1 Monsieur … KECAP et Madame … furent entendus le même jour par un agent du service de police judiciaire, section police des étrangers et des jeux, de la gendarmerie grand-

ducale, sur l’itinéraire suivi pour venir au Luxembourg.

Le 9 septembre 1999, les époux … KECAP-… furent entendus séparément par un agent du ministère de la Justice sur les motifs à la base de leur demande d’asile.

Par décision du 10 octobre 2000, notifiée le 14 novembre 2000, le ministre de la Justice informa les époux … KECAP-… de ce que leur demande avait été rejetée. Ladite décision est motivée comme suit: « Il résulte de vos déclarations, Monsieur, qu’en date du 29 avril 1999 vous avez quitté votre domicile pour vous rendre ensemble avec votre épouse et votre fils Semir en Bosnie. Un passeur vous a tous conduits de Sarajevo à Mostar. Vous avez traversé l’Italie. Vous dites ne pas pouvoir donner d’autres indications quant au trajet.

Vous avez déposé deux demandes en obtention du statut de réfugié en date du 6 septembre 1999.

Vous exposez, Monsieur, avoir effectué votre service militaire en 1967 à Pristina. Vous auriez été convoqué plusieurs fois à la réserve, mais vous auriez refusé tous les appels, de peur de devoir participer à des opérations militaires. Depuis sept ans vous n’auriez plus reçu d’appel.
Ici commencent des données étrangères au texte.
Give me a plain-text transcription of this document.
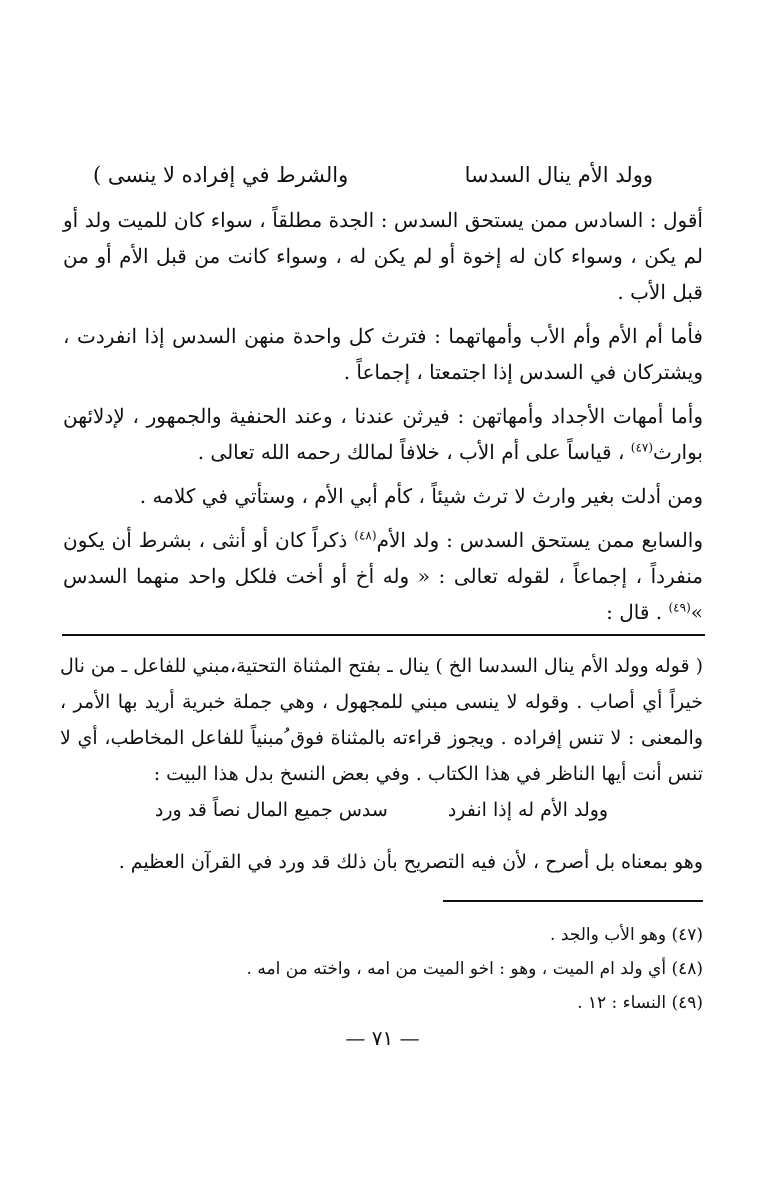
وولد الأم ينال السدسا
والشرط في إفراده لا ينسى )

أقول : السادس ممن يستحق السدس : الجدة مطلقاً ، سواء كان للميت ولد أو لم يكن ، وسواء كان له إخوة أو لم يكن له ، وسواء كانت من قبل الأم أو من قبل الأب .

فأما أم الأم وأم الأب وأمهاتهما : فترث كل واحدة منهن السدس إذا انفردت ، ويشتركان في السدس إذا اجتمعتا ، إجماعاً .

وأما أمهات الأجداد وأمهاتهن : فيرثن عندنا ، وعند الحنفية والجمهور ، لإدلائهن بوارث$^{(٤٧)}$ ، قياساً على أم الأب ، خلافاً لمالك رحمه الله تعالى .

ومن أدلت بغير وارث لا ترث شيئاً ، كأم أبي الأم ، وستأتي في كلامه .

والسابع ممن يستحق السدس : ولد الأم$^{(٤٨)}$ ذكراً كان أو أنثى ، بشرط أن يكون منفرداً ، إجماعاً ، لقوله تعالى : « وله أخ أو أخت فلكل واحد منهما السدس »$^{(٤٩)}$ . قال :

( قوله وولد الأم ينال السدسا الخ ) ينال ـ بفتح المثناة التحتية،مبني للفاعل ـ من نال خيراً أي أصاب . وقوله لا ينسى مبني للمجهول ، وهي جملة خبرية أريد بها الأمر ، والمعنى : لا تنس إفراده . ويجوز قراءته بالمثناة فوق ُمبنياً للفاعل المخاطب، أي لا تنس أنت أيها الناظر في هذا الكتاب . وفي بعض النسخ بدل هذا البيت :

وولد الأم له إذا انفرد
سدس جميع المال نصاً قد ورد

وهو بمعناه بل أصرح ، لأن فيه التصريح بأن ذلك قد ورد في القرآن العظيم .

(٤٧) وهو الأب والجد .

(٤٨) أي ولد ام الميت ، وهو : اخو الميت من امه ، واخته من امه .

(٤٩) النساء : ١٢ .

— ٧١ —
Vous admettez ne pas être membre d’un parti politique. Vous dites que la politique dans votre pays d’origine serait mauvaise. Ce serait pour cette raison que vous vous seriez expatrié. Vous auriez également demandé le statut de réfugié en Bosnie, mais vous n’auriez pas encore eu de réponse avant votre départ pour le Luxembourg.
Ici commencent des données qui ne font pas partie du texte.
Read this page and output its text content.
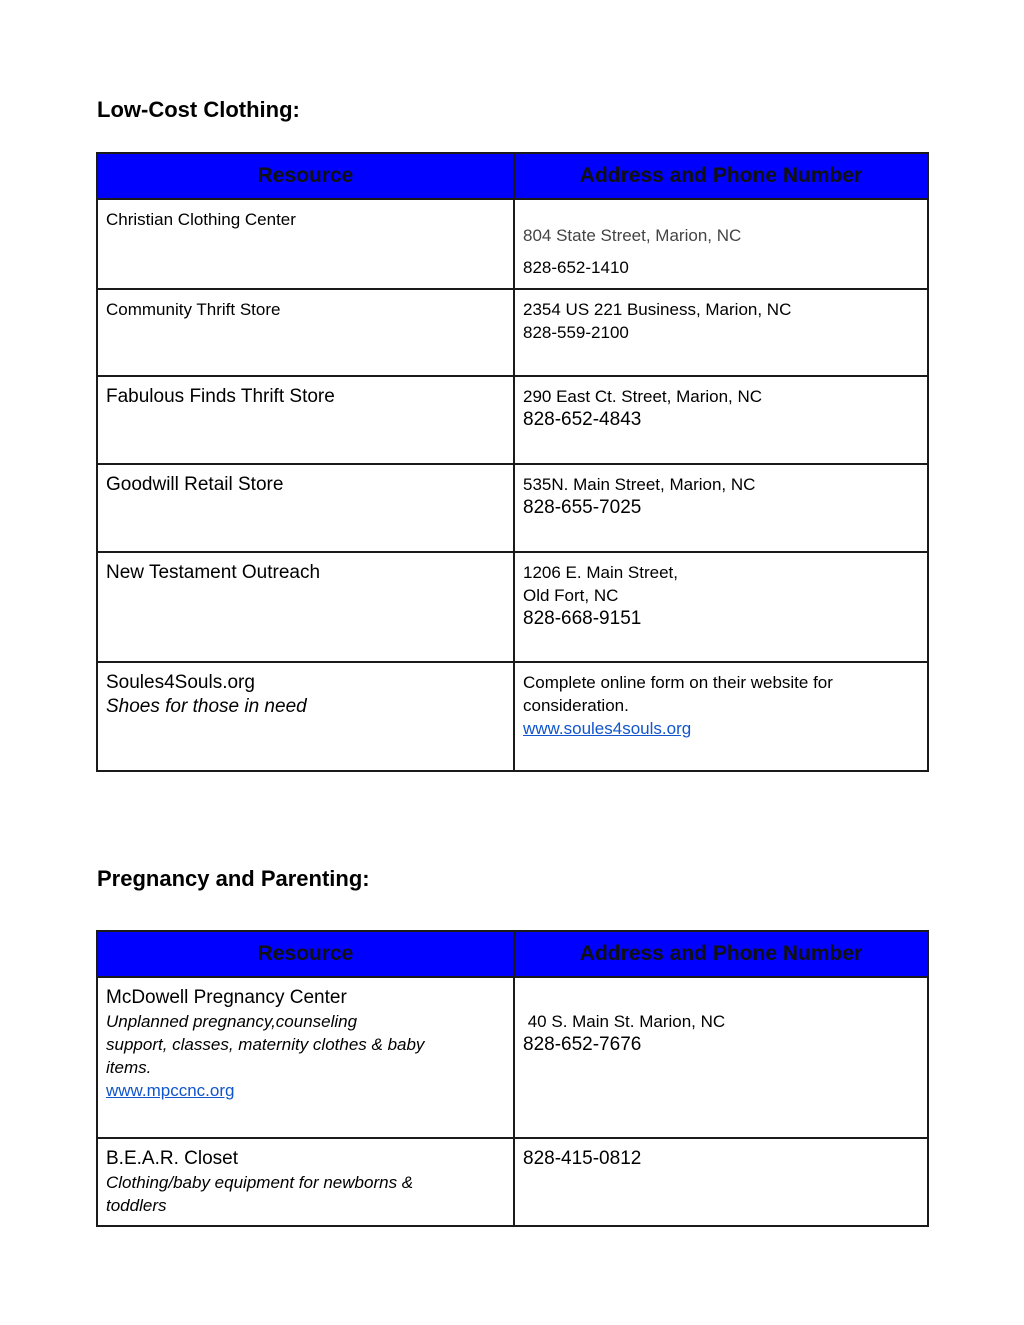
Low-Cost Clothing:
Resource	Address and Phone Number

Christian Clothing Center	804 State Street, Marion, NC
828-652-1410

Community Thrift Store	2354 US 221 Business, Marion, NC
828-559-2100

Fabulous Finds Thrift Store	290 East Ct. Street, Marion, NC
828-652-4843

Goodwill Retail Store	535N. Main Street, Marion, NC
828-655-7025

New Testament Outreach	1206 E. Main Street,
Old Fort, NC
828-668-9151

Soules4Souls.org
Shoes for those in need	Complete online form on their website for
consideration.
www.soules4souls.org
Pregnancy and Parenting:
Resource	Address and Phone Number

McDowell Pregnancy Center
Unplanned pregnancy,counseling
support, classes, maternity clothes & baby
items.
www.mpccnc.org	40 S. Main St. Marion, NC
828-652-7676

B.E.A.R. Closet
Clothing/baby equipment for newborns &
toddlers	828-415-0812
Vous précisez aussi que la guerre pourrait recommencer à tout moment et que tant que les mêmes autorités resteraient au pouvoir, la situation ne pourrait pas se stabiliser.

Vous admettez ne pas avoir été personnellement persécuté.

Enfin, vous dites avoir peur de la guerre et de la situation politique dans votre pays d’origine. Cette peur serait liée au fait que vous êtes musulmans.

En ce qui vous concerne, Madame, vous exposez que la politique ne vous intéresserait pas.

Vous relevez avoir quitté votre pays en raison du conflit armé. Vous auriez peur à cause dudit conflit et que cette peur tiendrait à votre religion. Vous excluez un retour volontaire dans votre pays, alors que la situation n’y serait pas encore stable.

Enfin, vous admettez ne pas avoir été personnellement persécutée.

Il y a d’abord lieu de relever que la reconnaissance du statut de réfugié n’est pas uniquement conditionnée par la situation générale du pays d’origine, mais aussi et surtout par la situation particulière du demandeur d’asile qui doit établir, concrètement, que sa situation individuelle est telle qu’elle laisse supposer une crainte justifiée de persécution au sens de la Convention de Genève, à savoir une persécution en raison de sa race, de sa religion, de sa nationalité, de son appartenance à un groupe social ou de ses opinions politiques.

2 Force est cependant de constater, Monsieur, que vous n’invoquez pas de motif personnel de persécution, ce que vous admettez d’ailleurs vous-même. Vous vous référez simplement à la situation politique générale de votre pays.

A cela s’ajoute qu’une situation de paix s’est établie dans la région.

En ce qui vous concerne, Madame, vous n’invoquez pas non plus un quelconque fait pouvant être considéré comme constituant une persécution ou une crainte de persécution au sens de la Convention de Genève. Vous admettez ne pas avoir personnellement subi de persécutions.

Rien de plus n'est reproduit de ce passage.